Outre la décentralisation de la confiance, le minage Bitcoin incite à la recherche d’une électricité au meilleur coût car, contrairement à l’or, le minage de Bitcoin peut s’installer au plus près des gisements d’énergie. La proportion d’énergies renouvelables dans la consommation du minage Bitcoin se monterait à 77% selon Dan Held qui écrit:
“En agissant en tant qu’acheteur d’électricité de dernier ressort, Bitcoin crée un prix plancher qui incite à financer des projets autour de nouvelles sources d’énergie qui seraient restées autrement inexploitées.” En d’autres termes, lorsqu’une énergie ne peut pas être stockée, sa valeur peut l’être grâce au minage Bitcoin.
Le financement des énergies renouvelables devient même prioritaire lorsque les progrès de la technologie de minage se heurtent à la loi des retours décroissants. Début 2019, Bitmain Technologies Ltd a annoncé son nouvel ASIC 7 nm SHA256, le BM1397, pour le minage de Bitcoin. Selon Bitmain, ce circuit offre un rapport consommation/puissance de calcul de 30 J/TH, une amélioration de 25% par rapport au précédent ASIC BM1391.
Le tableau suivant estime l’efficacité énergétique du réseau Bitcoin en 2018 autour de 100 J/TH.
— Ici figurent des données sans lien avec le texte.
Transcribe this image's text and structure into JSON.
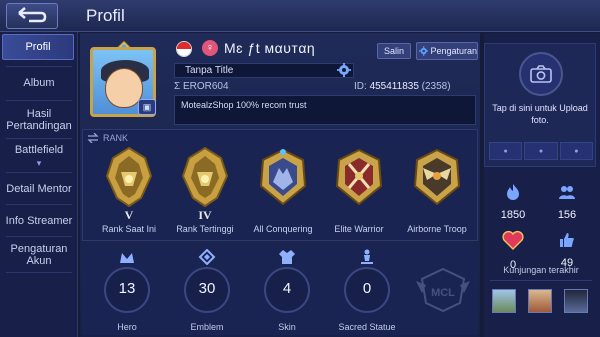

Cet écart d’un facteur 3 révèle l’inertie du parc installé des équipements de minage qui ne sont évidemment pas renouvelés instantanément.
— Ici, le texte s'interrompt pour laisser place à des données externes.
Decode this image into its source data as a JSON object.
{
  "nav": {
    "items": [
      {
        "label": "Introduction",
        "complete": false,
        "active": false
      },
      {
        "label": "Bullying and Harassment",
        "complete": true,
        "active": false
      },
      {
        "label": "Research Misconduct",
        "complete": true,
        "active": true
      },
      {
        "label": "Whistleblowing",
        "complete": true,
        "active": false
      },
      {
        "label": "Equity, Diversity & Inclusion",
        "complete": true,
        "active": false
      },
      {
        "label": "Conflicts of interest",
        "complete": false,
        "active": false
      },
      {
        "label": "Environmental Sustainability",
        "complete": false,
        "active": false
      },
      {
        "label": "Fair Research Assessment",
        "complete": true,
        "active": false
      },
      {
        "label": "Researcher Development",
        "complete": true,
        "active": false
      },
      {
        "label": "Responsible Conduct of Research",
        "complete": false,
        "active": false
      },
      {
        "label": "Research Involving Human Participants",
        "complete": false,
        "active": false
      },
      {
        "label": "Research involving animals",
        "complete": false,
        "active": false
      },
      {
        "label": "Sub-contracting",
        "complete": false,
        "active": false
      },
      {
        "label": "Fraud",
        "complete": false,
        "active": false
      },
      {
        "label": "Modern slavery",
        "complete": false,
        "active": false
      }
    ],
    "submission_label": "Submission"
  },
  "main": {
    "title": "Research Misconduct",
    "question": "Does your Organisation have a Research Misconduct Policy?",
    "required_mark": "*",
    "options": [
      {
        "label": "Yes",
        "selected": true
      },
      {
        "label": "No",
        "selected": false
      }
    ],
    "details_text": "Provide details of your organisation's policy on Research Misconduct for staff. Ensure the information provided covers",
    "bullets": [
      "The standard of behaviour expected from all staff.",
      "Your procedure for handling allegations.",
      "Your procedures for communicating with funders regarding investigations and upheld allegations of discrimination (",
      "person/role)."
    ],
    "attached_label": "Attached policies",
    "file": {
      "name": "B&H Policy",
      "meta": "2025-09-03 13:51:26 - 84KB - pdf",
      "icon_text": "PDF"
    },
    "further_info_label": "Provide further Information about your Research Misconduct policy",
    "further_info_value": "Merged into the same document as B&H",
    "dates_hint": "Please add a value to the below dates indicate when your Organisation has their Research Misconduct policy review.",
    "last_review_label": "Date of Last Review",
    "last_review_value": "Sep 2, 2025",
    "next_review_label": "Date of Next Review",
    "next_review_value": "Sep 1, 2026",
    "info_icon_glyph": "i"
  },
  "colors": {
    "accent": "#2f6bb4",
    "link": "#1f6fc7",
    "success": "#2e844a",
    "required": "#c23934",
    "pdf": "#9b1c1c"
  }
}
La puissance de calcul du réseau Bitcoin se monte aujourd’hui à 50 million TH/s, davantage que lors de la bulle de décembre 2017, lorsqu’on pouvait mesurer un taux de hachage de 12 million de TH/s.
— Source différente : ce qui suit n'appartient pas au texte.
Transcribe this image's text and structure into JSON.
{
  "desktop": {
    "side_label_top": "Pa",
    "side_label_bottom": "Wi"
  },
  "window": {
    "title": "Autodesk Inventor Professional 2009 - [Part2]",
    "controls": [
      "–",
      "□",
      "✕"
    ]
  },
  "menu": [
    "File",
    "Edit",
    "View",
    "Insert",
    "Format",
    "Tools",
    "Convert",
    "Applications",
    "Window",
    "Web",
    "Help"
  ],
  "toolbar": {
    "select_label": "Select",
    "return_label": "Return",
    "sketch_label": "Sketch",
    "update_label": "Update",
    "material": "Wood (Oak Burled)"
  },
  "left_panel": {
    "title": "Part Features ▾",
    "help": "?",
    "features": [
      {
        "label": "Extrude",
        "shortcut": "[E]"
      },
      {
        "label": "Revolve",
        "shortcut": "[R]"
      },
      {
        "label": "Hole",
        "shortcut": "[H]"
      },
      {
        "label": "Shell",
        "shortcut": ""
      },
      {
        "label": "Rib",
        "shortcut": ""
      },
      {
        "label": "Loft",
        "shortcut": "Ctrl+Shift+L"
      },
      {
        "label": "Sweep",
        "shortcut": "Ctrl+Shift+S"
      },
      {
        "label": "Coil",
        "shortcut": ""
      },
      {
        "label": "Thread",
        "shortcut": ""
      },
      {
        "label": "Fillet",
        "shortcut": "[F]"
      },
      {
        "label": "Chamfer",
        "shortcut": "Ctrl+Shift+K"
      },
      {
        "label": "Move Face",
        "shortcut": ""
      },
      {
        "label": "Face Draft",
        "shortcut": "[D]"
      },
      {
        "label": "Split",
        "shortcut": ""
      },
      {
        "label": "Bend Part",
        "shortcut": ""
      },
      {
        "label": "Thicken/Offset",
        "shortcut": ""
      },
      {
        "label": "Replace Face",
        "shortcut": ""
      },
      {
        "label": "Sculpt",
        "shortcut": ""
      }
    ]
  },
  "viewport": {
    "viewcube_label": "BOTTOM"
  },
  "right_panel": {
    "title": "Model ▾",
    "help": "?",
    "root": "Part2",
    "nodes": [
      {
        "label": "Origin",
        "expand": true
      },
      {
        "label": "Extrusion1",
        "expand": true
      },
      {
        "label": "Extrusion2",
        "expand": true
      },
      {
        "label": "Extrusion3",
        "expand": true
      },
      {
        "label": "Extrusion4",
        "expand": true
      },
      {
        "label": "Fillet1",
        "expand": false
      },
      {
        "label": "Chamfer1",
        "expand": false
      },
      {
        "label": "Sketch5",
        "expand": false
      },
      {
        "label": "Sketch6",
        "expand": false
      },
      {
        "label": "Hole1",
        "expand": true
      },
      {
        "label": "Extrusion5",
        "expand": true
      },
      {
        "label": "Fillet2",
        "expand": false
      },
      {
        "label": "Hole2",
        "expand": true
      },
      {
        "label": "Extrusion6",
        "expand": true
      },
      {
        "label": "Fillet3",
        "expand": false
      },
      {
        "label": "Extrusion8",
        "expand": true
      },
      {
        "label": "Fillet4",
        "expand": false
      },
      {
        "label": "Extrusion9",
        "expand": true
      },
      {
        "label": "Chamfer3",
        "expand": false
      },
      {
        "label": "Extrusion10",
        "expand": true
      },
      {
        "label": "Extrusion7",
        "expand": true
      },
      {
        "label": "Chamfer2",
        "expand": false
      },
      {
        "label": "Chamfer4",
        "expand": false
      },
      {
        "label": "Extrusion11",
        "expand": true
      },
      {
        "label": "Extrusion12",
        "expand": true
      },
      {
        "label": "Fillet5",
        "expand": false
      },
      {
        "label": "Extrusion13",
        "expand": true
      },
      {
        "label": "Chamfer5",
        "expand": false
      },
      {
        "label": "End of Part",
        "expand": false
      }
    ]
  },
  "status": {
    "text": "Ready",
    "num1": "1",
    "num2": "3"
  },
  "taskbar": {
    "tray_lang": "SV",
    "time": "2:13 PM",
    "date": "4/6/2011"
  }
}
La consommation théorique du réseau s’établit donc autour de
30 J x 50 million TH/s = 1 500 MJ/s soit une énergie cumulée de 13.14 TWh sur un an.
A titre de comparaison, on estime qu’il faut 15 MWh pour produire une tonne d’aluminium en fusion (avant usinage et logistique donc). Avec 64 million de tonnes produites en 2018, on peut donc estimer que la production d’aluminium consomme à elle seule plus de 960 TWh par an.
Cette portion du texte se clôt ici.